From its mid-nineteenth century origins as a suburb of Manhattan to the 1898 consolidation of New York City to its modern incarnation, Astoria, Queens has always one of the city’s foremost and most multicultural commercial and residential centers.
The recently approved Astoria rezoning proposal aims to preserve the character of the neighborhood by employing “contextual zoning districts.” These revised designations are more limited than the districts that have been in place since the original zoning in 1961, and will more closely mirror the scale, density, and character of existing buildings.
In light of this rezoning, we searched our archives to find books and reports that highlight the housing and planning history of the neighborhood.

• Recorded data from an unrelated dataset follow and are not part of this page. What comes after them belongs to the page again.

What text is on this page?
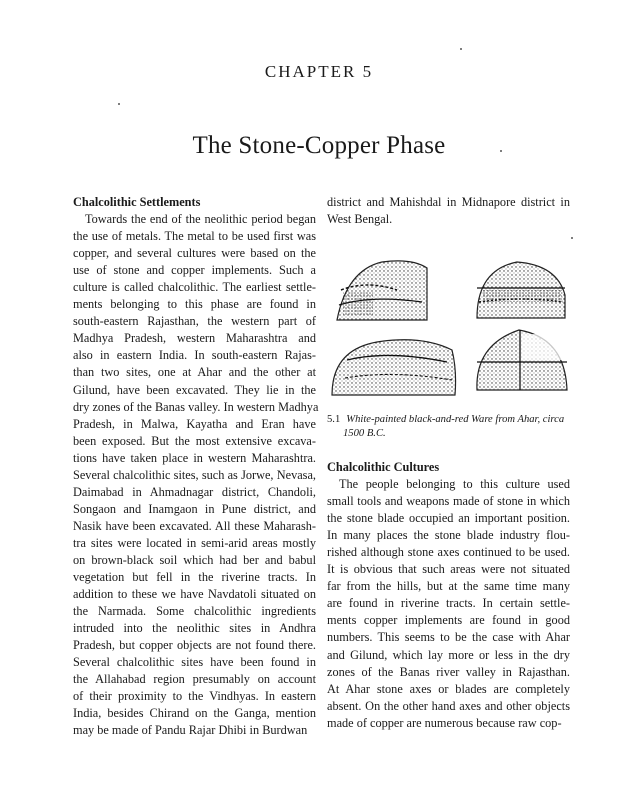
CHAPTER 5
The Stone-Copper Phase
Chalcolithic Settlements
Towards the end of the neolithic period began
the use of metals. The metal to be used first was
copper, and several cultures were based on the
use of stone and copper implements. Such a
culture is called chalcolithic. The earliest settle-
ments belonging to this phase are found in
south-eastern Rajasthan, the western part of
Madhya Pradesh, western Maharashtra and
also in eastern India. In south-eastern Rajas-
than two sites, one at Ahar and the other at
Gilund, have been excavated. They lie in the
dry zones of the Banas valley. In western Madhya
Pradesh, in Malwa, Kayatha and Eran have
been exposed. But the most extensive excava-
tions have taken place in western Maharashtra.
Several chalcolithic sites, such as Jorwe, Nevasa,
Daimabad in Ahmadnagar district, Chandoli,
Songaon and Inamgaon in Pune district, and
Nasik have been excavated. All these Maharash-
tra sites were located in semi-arid areas mostly
on brown-black soil which had ber and babul
vegetation but fell in the riverine tracts. In
addition to these we have Navdatoli situated on
the Narmada. Some chalcolithic ingredients
intruded into the neolithic sites in Andhra
Pradesh, but copper objects are not found there.
Several chalcolithic sites have been found in
the Allahabad region presumably on account
of their proximity to the Vindhyas. In eastern
India, besides Chirand on the Ganga, mention
may be made of Pandu Rajar Dhibi in Burdwan
district and Mahishdal in Midnapore district in
West Bengal.
5.1 White-painted black-and-red Ware from Ahar, circa
1500 B.C.
Chalcolithic Cultures
The people belonging to this culture used
small tools and weapons made of stone in which
the stone blade occupied an important position.
In many places the stone blade industry flou-
rished although stone axes continued to be used.
It is obvious that such areas were not situated
far from the hills, but at the same time many
are found in riverine tracts. In certain settle-
ments copper implements are found in good
numbers. This seems to be the case with Ahar
and Gilund, which lay more or less in the dry
zones of the Banas river valley in Rajasthan.
At Ahar stone axes or blades are completely
absent. On the other hand axes and other objects
made of copper are numerous because raw cop-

Plan for New York City: Queens
In 1969, the New York City Planning Commission published its plan for the city – its vision of the current state of the boroughs and what would be needed to make each neighborhood viable in the coming years. The Plan covers each district in the entire city individually, noting histories, populations, and resident industry, housing conditions, educational resources, and available shopping, transportation, recreational, and community facilities.

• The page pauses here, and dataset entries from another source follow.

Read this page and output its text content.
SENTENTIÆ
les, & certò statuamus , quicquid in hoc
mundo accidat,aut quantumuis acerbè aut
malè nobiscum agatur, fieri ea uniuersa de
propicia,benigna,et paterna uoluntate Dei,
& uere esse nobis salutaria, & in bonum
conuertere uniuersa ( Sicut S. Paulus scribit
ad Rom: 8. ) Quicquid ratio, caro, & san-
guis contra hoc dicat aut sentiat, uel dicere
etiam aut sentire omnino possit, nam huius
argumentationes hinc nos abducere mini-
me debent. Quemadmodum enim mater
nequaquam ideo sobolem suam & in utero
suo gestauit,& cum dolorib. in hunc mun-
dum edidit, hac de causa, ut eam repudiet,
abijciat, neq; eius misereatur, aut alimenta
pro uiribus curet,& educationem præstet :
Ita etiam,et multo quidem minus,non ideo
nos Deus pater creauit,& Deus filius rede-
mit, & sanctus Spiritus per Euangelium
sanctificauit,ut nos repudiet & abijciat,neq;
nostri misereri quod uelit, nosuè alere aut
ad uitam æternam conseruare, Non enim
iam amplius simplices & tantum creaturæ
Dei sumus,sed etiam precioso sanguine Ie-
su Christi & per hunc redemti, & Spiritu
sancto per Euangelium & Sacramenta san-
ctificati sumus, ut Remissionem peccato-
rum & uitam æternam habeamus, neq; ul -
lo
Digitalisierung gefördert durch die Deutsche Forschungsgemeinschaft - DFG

According to the Planning Commission’s write-up of the Astoria neighborhood, Community Planning District 1, “this district is both a pleasant residential community and a prospering industrial section.” However, the summary notes, “the unplanned mix of houses and industry has become a source of conflict and is detrimental to both.”
The report also identifies the potential for increased waterfront residential and recreational development, as well as the need for transportation improvements. The Commission discusses the significant traffic congestion in the area, and suggests that Astoria should both be better served by public mass transit and expand existing roads.